Kimisi çakma entelektüel,
Kimisi... Aslında hepsi bu olabilir. Her birinde bir parça bundan var.
Ortadoğu'nun çakma entelektüelleri... Kendi isteklerini, aktivist doyumlarını tatmin etmek için, altı bomboş, hayatı kendilerince matrixe bağlayıp, dünyanın kendi etrafılarında döndüğünü düşündükleri bir sonsuz döngüye sokuyorlar. Anlamsız bir dayanışma içine girip, kendilerini bir gruba "ait" hissetme çabasındalar. Bu gibiler çok kibirli, takıntılı, ciddi anlamda psikolojisi bozuk, deli denilecek düzeyde insanlardır. Üzülerek söylüyorum ki, herkesin çevresinde böyle insanlar varolmuştur.

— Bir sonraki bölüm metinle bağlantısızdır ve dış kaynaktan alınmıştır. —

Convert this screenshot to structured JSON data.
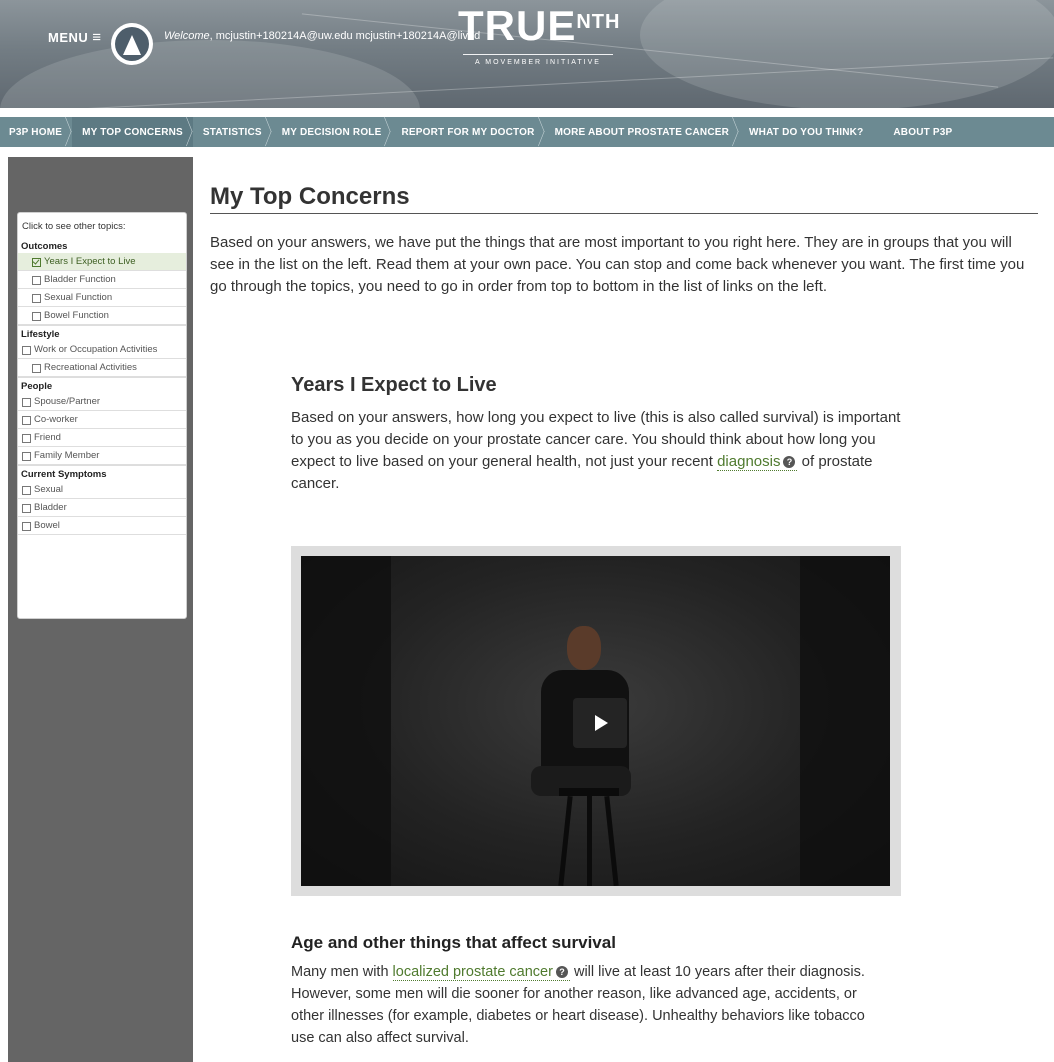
{
  "header": {
    "menu_label": "MENU",
    "welcome_prefix": "Welcome",
    "welcome_rest": ", mcjustin+180214A@uw.edu mcjustin+180214A@lived",
    "logo_word": "TRUE",
    "logo_sup": "NTH",
    "logo_tagline": "A MOVEMBER INITIATIVE"
  },
  "nav": {
    "items": [
      {
        "label": "P3P HOME"
      },
      {
        "label": "MY TOP CONCERNS"
      },
      {
        "label": "STATISTICS"
      },
      {
        "label": "MY DECISION ROLE"
      },
      {
        "label": "REPORT FOR MY DOCTOR"
      },
      {
        "label": "MORE ABOUT PROSTATE CANCER"
      },
      {
        "label": "WHAT DO YOU THINK?"
      },
      {
        "label": "ABOUT P3P"
      }
    ]
  },
  "sidebar": {
    "hint": "Click to see other topics:",
    "groups": [
      {
        "title": "Outcomes",
        "items": [
          {
            "label": "Years I Expect to Live",
            "checked": true
          },
          {
            "label": "Bladder Function"
          },
          {
            "label": "Sexual Function"
          },
          {
            "label": "Bowel Function"
          }
        ]
      },
      {
        "title": "Lifestyle",
        "items": [
          {
            "label": "Work or Occupation Activities"
          },
          {
            "label": "Recreational Activities"
          }
        ]
      },
      {
        "title": "People",
        "items": [
          {
            "label": "Spouse/Partner"
          },
          {
            "label": "Co-worker"
          },
          {
            "label": "Friend"
          },
          {
            "label": "Family Member"
          }
        ]
      },
      {
        "title": "Current Symptoms",
        "items": [
          {
            "label": "Sexual"
          },
          {
            "label": "Bladder"
          },
          {
            "label": "Bowel"
          }
        ]
      }
    ]
  },
  "main": {
    "title": "My Top Concerns",
    "intro": "Based on your answers, we have put the things that are most important to you right here. They are in groups that you will see in the list on the left. Read them at your own pace. You can stop and come back whenever you want. The first time you go through the topics, you need to go in order from top to bottom in the list of links on the left."
  },
  "section": {
    "title": "Years I Expect to Live",
    "text_before": "Based on your answers, how long you expect to live (this is also called survival) is important to you as you decide on your prostate cancer care. You should think about how long you expect to live based on your general health, not just your recent ",
    "link": "diagnosis",
    "text_after": " of prostate cancer."
  },
  "subsection": {
    "title": "Age and other things that affect survival",
    "text_before": "Many men with ",
    "link": "localized prostate cancer",
    "text_after": " will live at least 10 years after their diagnosis. However, some men will die sooner for another reason, like advanced age, accidents, or other illnesses (for example, diabetes or heart disease). Unhealthy behaviors like tobacco use can also affect survival."
  }
}
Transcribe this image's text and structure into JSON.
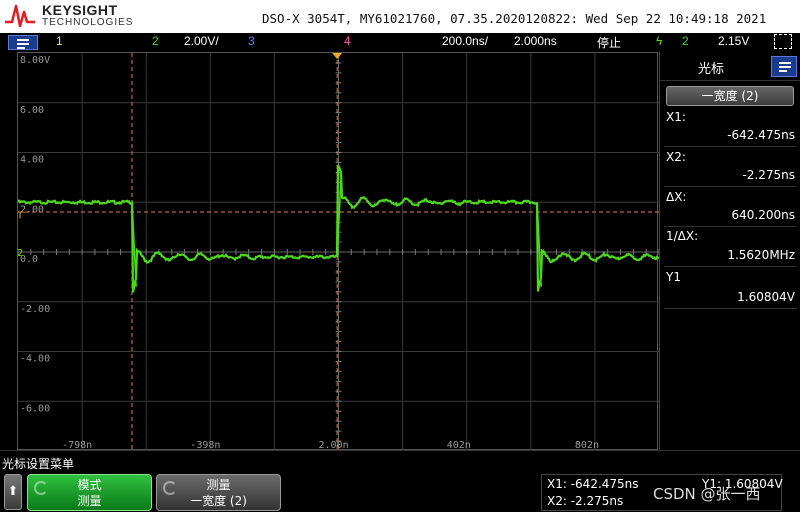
{
  "brand": {
    "name": "KEYSIGHT",
    "sub": "TECHNOLOGIES",
    "model_line": "DSO-X 3054T, MY61021760, 07.35.2020120822: Wed Sep 22 10:49:18 2021"
  },
  "status": {
    "ch1": "1",
    "ch2": "2",
    "ch2_scale": "2.00V/",
    "ch3": "3",
    "ch4": "4",
    "timebase": "200.0ns/",
    "delay": "2.000ns",
    "run_state": "停止",
    "trigger_source": "2",
    "trigger_level": "2.15V"
  },
  "graticule": {
    "y_labels": [
      "8.00V",
      "6.00",
      "4.00",
      "2.00",
      "0.0",
      "-2.00",
      "-4.00",
      "-6.00"
    ],
    "x_labels": [
      "-798n",
      "-398n",
      "2.00n",
      "402n",
      "802n"
    ],
    "trigger_marker": "T",
    "channel_marker": "2"
  },
  "waveform": {
    "color": "#4cd81b",
    "cursor_color": "#e07a50",
    "x1_ns": -642.475,
    "x2_ns": -2.275,
    "y1_v": 1.60804,
    "high_v": 2.0,
    "low_v": -0.2,
    "x_range_ns": [
      -998,
      1002
    ],
    "y_range_v": [
      -8,
      8
    ],
    "edges_ns": [
      {
        "t": -642,
        "dir": "fall"
      },
      {
        "t": -2,
        "dir": "rise"
      },
      {
        "t": 622,
        "dir": "fall"
      }
    ]
  },
  "panel": {
    "title": "光标",
    "mode_select": "一宽度 (2)",
    "x1_label": "X1:",
    "x1_value": "-642.475ns",
    "x2_label": "X2:",
    "x2_value": "-2.275ns",
    "dx_label": "ΔX:",
    "dx_value": "640.200ns",
    "inv_dx_label": "1/ΔX:",
    "inv_dx_value": "1.5620MHz",
    "y1_label": "Y1",
    "y1_value": "1.60804V"
  },
  "softkeys": {
    "menu_title": "光标设置菜单",
    "back": "⬆",
    "mode_top": "模式",
    "mode_bottom": "测量",
    "meas_top": "测量",
    "meas_bottom": "一宽度 (2)"
  },
  "readout": {
    "x1": "X1: -642.475ns",
    "x2": "X2: -2.275ns",
    "y1": "Y1: 1.60804V"
  },
  "watermark": "CSDN @张一西"
}
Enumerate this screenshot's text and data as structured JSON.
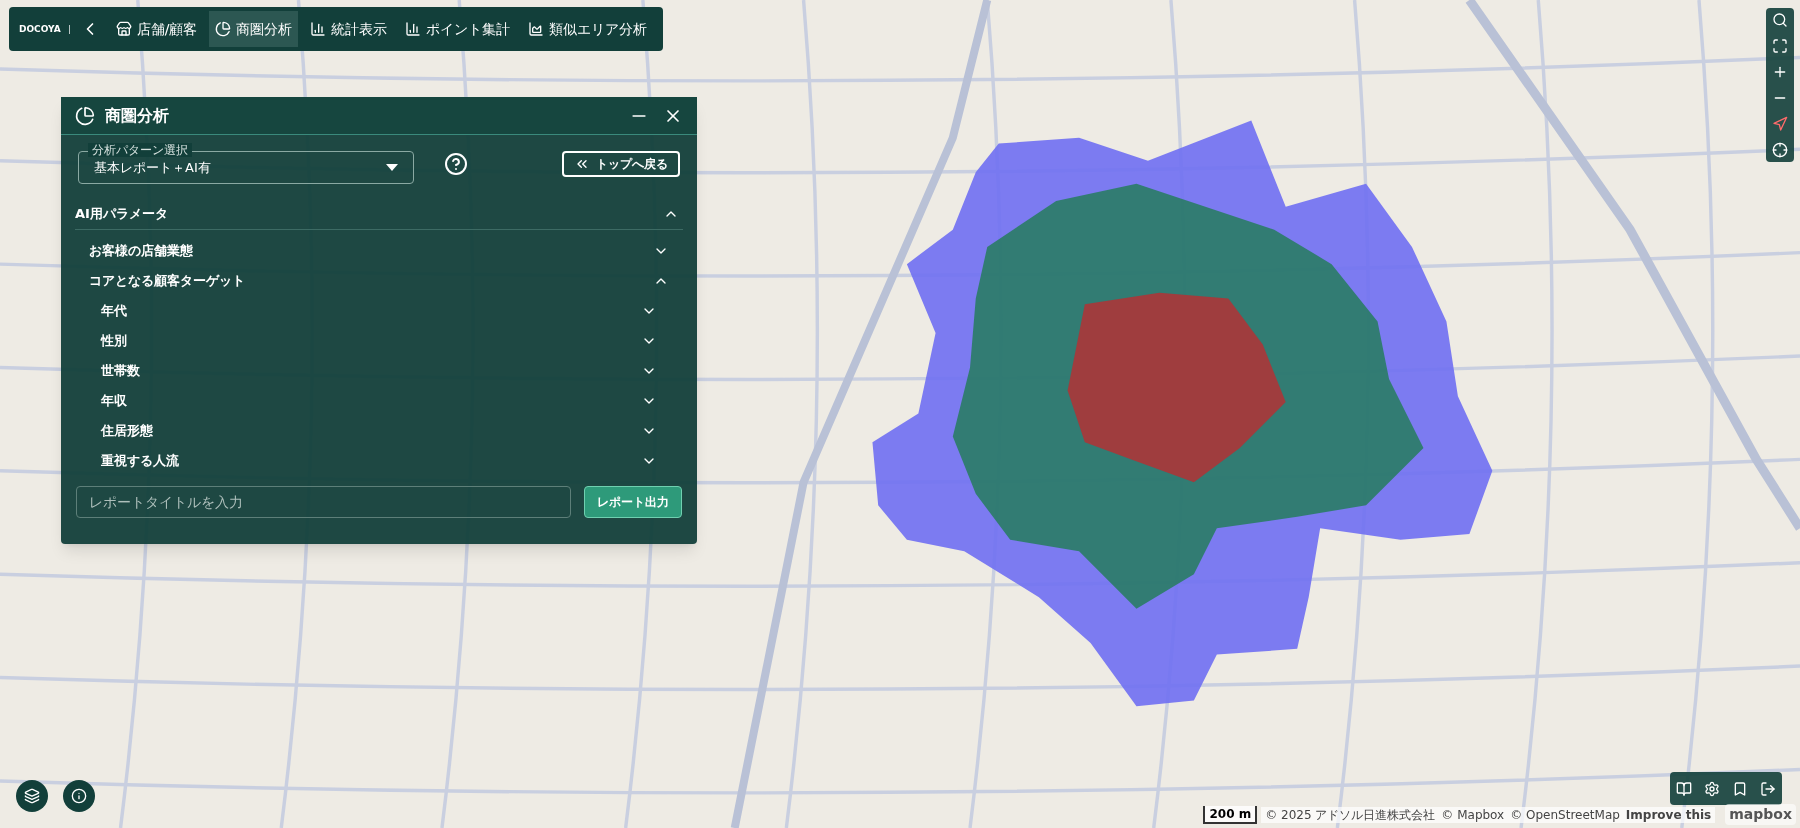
{
  "toolbar": {
    "logo": "DOCOYA",
    "tabs": [
      {
        "label": "店舗/顧客",
        "selected": false
      },
      {
        "label": "商圏分析",
        "selected": true
      },
      {
        "label": "統計表示",
        "selected": false
      },
      {
        "label": "ポイント集計",
        "selected": false
      },
      {
        "label": "類似エリア分析",
        "selected": false
      }
    ]
  },
  "panel": {
    "title": "商圏分析",
    "pattern_select": {
      "label": "分析パターン選択",
      "value": "基本レポート＋AI有"
    },
    "back_button": "トップへ戻る",
    "section": {
      "title": "AI用パラメータ",
      "expanded": true,
      "items": [
        {
          "label": "お客様の店舗業態",
          "expanded": false
        },
        {
          "label": "コアとなる顧客ターゲット",
          "expanded": true,
          "children": [
            {
              "label": "年代",
              "expanded": false
            },
            {
              "label": "性別",
              "expanded": false
            },
            {
              "label": "世帯数",
              "expanded": false
            },
            {
              "label": "年収",
              "expanded": false
            },
            {
              "label": "住居形態",
              "expanded": false
            },
            {
              "label": "重視する人流",
              "expanded": false
            }
          ]
        }
      ]
    },
    "report_title": {
      "placeholder": "レポートタイトルを入力"
    },
    "report_button": "レポート出力"
  },
  "map": {
    "scale": "200 m",
    "attribution": [
      "© 2025 アドソル日進株式会社",
      "© Mapbox",
      "© OpenStreetMap",
      "Improve this"
    ],
    "logo": "mapbox"
  }
}
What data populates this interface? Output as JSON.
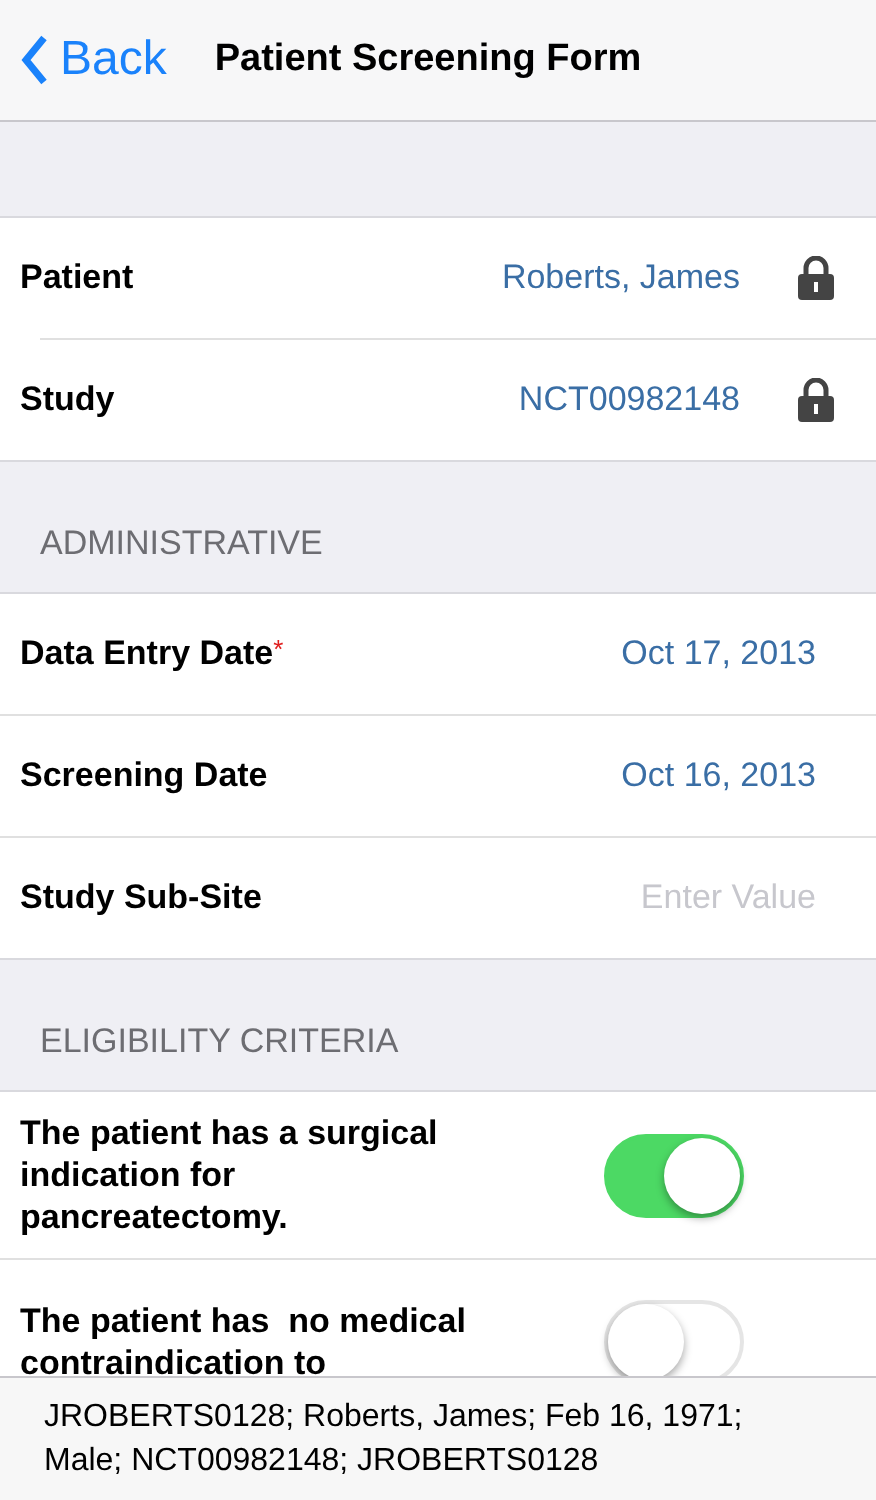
{
  "nav": {
    "back": "Back",
    "title": "Patient Screening Form"
  },
  "header_rows": [
    {
      "label": "Patient",
      "value": "Roberts, James",
      "locked": true
    },
    {
      "label": "Study",
      "value": "NCT00982148",
      "locked": true
    }
  ],
  "sections": [
    {
      "title": "ADMINISTRATIVE",
      "rows": [
        {
          "kind": "field",
          "label": "Data Entry Date",
          "required_mark": "*",
          "value": "Oct 17, 2013"
        },
        {
          "kind": "field",
          "label": "Screening Date",
          "value": "Oct 16, 2013"
        },
        {
          "kind": "field",
          "label": "Study Sub-Site",
          "placeholder": "Enter Value"
        }
      ]
    },
    {
      "title": "ELIGIBILITY CRITERIA",
      "rows": [
        {
          "kind": "toggle",
          "label": "The patient has a surgical indication for pancreatectomy.",
          "on": true
        },
        {
          "kind": "toggle",
          "label": "The patient has  no medical contraindication to",
          "on": false
        }
      ]
    }
  ],
  "footer": "JROBERTS0128; Roberts, James; Feb 16, 1971; Male; NCT00982148; JROBERTS0128"
}
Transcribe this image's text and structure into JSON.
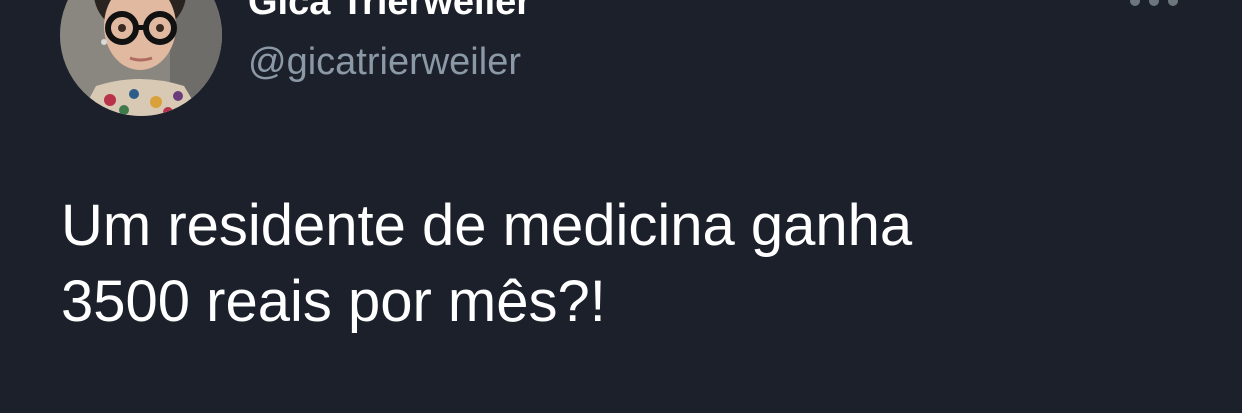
{
  "author": {
    "display_name": "Gica Trierweiler",
    "handle": "@gicatrierweiler",
    "avatar_icon": "profile-photo"
  },
  "menu": {
    "icon": "more-options-icon"
  },
  "tweet": {
    "text_lines": [
      "Um residente de medicina ganha",
      "3500 reais por mês?!"
    ]
  },
  "colors": {
    "background": "#1b202b",
    "text": "#ffffff",
    "secondary_text": "#8b98a5"
  }
}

Kimseye kalkıp, "Güzel bir şey, sen de yaşa," diyemiyorsun bile. Dersen, bin tane bahane sıralar. Ama o yaşanması gereken şeyin zevkini milyonlarca insan korkmadan tadarken, kendisi yıllarca mahrum kaldığını belki de ancak ölürken anlayacak, bilemeyiz. Ama eylemsizlik, o eylemi yapmamak için geçerli bir mazeret olamaz. Bir şeyi seviyorsan, zaman tutmazsın, zorla yapacaksan da faydadan çok zarar olur. Demek ki sevmiyorsun. O halde, sorarım sana: "Ne zorun vardı da en pahalısını aldın?" Başkasının hayali, senin odanda tozlanacaksa, yazıktır. Bir şey sana ayak bağı oluyorsa geri dönmek için hiç bir zaman geç değildir. Çünkü o fikirle yaşayıp öleceğin bir kötü hayat söz konusudur.
İşin kötü yanı okumuşun okumamıştan daha beter olduğunu, fakirin zenginden daha altın kalpli ve güzel hayat görüşleri olduğunu gördüm. Bu gibi insanları seçerdim yine çevremde.
Ve dediğim gibi bazılarına güzel bir şey diyemiyorsun bile, oysaki anahtarı orada.